There are several limitations to this study. Firstly, this study employed a cross-sectional design, which makes drawing causal inferences difficult. Secondly, data was collected using self-reporting interviews rather than face-to-face interviews, which are prone to social desirability and declarative memory biases. Thirdly, an online survey with a convenience sample was distributed through the researchers' networks and various social media sites (Facebook, WhatsApp). Fourthly, vulnerable populations such as the elderly, the poor, and the illiterate were not included in this research. Consequently, the survey's scope was limited, and the results are unlikely to be representative of the general population. The exclusion of vulnerable people who may not have internet access means there is a risk of bias; thus, the survey is unlikely to provide an accurate representation of the entire Bangladeshi population. Lastly, some respondents may have selected response options at random to complete the survey quickly, or they may have looked up answers while filling out the forms. These factors were not accounted for in our research, and they could have affected the results.
Conclusions
Self-medication is a common practice in various countries around the world, where individuals use or choose medicines to treat self-identified illnesses, symptoms, or health challenges without consulting a physician. Such practices can lead to health risks, including antimicrobial resistance. In Bangladesh, self-medication is prevalent as it offers a low-cost alternative for people. This often involves the inappropriate and injudicious use of medicines to treat self-recognized symptoms. The World Health Organization (WHO) does not recommend any medicine that can act as a preventive drug for COVID-19. Nevertheless, people in different areas of the world are consuming drugs as self-medication to prevent or alleviate COVID-19 or to boost the immune system against the virus. Self-care measures, such as behavioral preventive practices and restricted use of herbal remedies, may be more beneficial than self-medication with preventative medicines in reducing the occurrence of COVID-19.
Abbreviations
AZM - Azithromycin, BDT - Bangladeshi Taka (currency), CHERRIES - Checklist for Reporting Results of Internet E-Surveys, CI - Confidence Interval, CQ - Chloroquine, COVID-19 - Coronavirus Disease 2019, HCQ - Hydroxychloroquine, OR - Odds Ratio, SARS-CoV-2 - Severe Acute Respiratory Syndrome Coronavirus 2, WHO- World Health Organization, Zn - Zinc
Acknowledgments
The authors express their sincere appreciation to all the participants who participated willingly and voluntarily in this study.
Author’s contributions
All authors read and approved the final manuscript.
Funding
None.
Availability of data and materials
Data and materials used and/or analyzed during the current study are available from the corresponding author on reasonable request.
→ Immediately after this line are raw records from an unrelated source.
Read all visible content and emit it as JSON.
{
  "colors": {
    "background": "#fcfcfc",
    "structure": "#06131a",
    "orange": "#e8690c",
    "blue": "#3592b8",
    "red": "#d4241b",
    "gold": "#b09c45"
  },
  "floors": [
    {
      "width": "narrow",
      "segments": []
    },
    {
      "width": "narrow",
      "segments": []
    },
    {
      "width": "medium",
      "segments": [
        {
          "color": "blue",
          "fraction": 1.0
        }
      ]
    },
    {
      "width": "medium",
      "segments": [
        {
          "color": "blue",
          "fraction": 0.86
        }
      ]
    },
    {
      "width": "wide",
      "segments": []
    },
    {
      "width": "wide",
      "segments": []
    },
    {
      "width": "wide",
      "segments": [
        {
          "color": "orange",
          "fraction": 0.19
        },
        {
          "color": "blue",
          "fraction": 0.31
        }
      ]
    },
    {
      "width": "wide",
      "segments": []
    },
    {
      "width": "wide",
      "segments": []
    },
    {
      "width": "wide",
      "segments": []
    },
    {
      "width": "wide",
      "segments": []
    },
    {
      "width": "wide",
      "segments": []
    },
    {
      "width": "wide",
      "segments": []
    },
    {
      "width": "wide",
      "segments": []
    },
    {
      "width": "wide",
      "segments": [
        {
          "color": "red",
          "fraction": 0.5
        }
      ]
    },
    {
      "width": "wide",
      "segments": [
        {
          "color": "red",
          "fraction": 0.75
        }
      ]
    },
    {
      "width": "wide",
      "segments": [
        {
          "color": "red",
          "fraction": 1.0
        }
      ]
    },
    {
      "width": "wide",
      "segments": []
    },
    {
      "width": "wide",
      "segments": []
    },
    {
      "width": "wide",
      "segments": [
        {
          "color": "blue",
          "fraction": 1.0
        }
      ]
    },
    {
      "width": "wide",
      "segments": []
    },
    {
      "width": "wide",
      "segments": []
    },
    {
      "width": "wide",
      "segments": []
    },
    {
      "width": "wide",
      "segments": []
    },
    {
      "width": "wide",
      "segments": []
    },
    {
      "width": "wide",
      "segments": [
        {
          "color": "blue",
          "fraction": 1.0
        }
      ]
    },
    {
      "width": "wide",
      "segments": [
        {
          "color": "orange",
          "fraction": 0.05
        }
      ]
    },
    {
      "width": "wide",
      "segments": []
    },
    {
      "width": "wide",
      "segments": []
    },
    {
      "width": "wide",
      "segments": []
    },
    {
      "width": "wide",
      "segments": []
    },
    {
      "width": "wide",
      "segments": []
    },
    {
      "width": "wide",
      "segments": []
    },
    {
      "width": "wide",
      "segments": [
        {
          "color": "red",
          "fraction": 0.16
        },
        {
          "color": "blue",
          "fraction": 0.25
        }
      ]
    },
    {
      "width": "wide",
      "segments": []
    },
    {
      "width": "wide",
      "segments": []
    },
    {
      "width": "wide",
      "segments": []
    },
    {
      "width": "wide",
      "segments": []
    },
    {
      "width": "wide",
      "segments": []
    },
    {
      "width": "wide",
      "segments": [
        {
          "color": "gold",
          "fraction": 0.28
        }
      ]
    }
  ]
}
Ethics approval and consent to participate
The Institutional Research Ethics and Human Involvement Guidelines (Helsinki declaration) were followed in the study. The human subjects that took part in this study did not utilize any hazardous substances, nor were any samples taken from them. Additionally, the Department of Public Health and Informatics at Jahangirnagar University has supported this survey-based research.
Consent for publication
Not applicable.
Competing interests
The authors declare that they have no competing interests.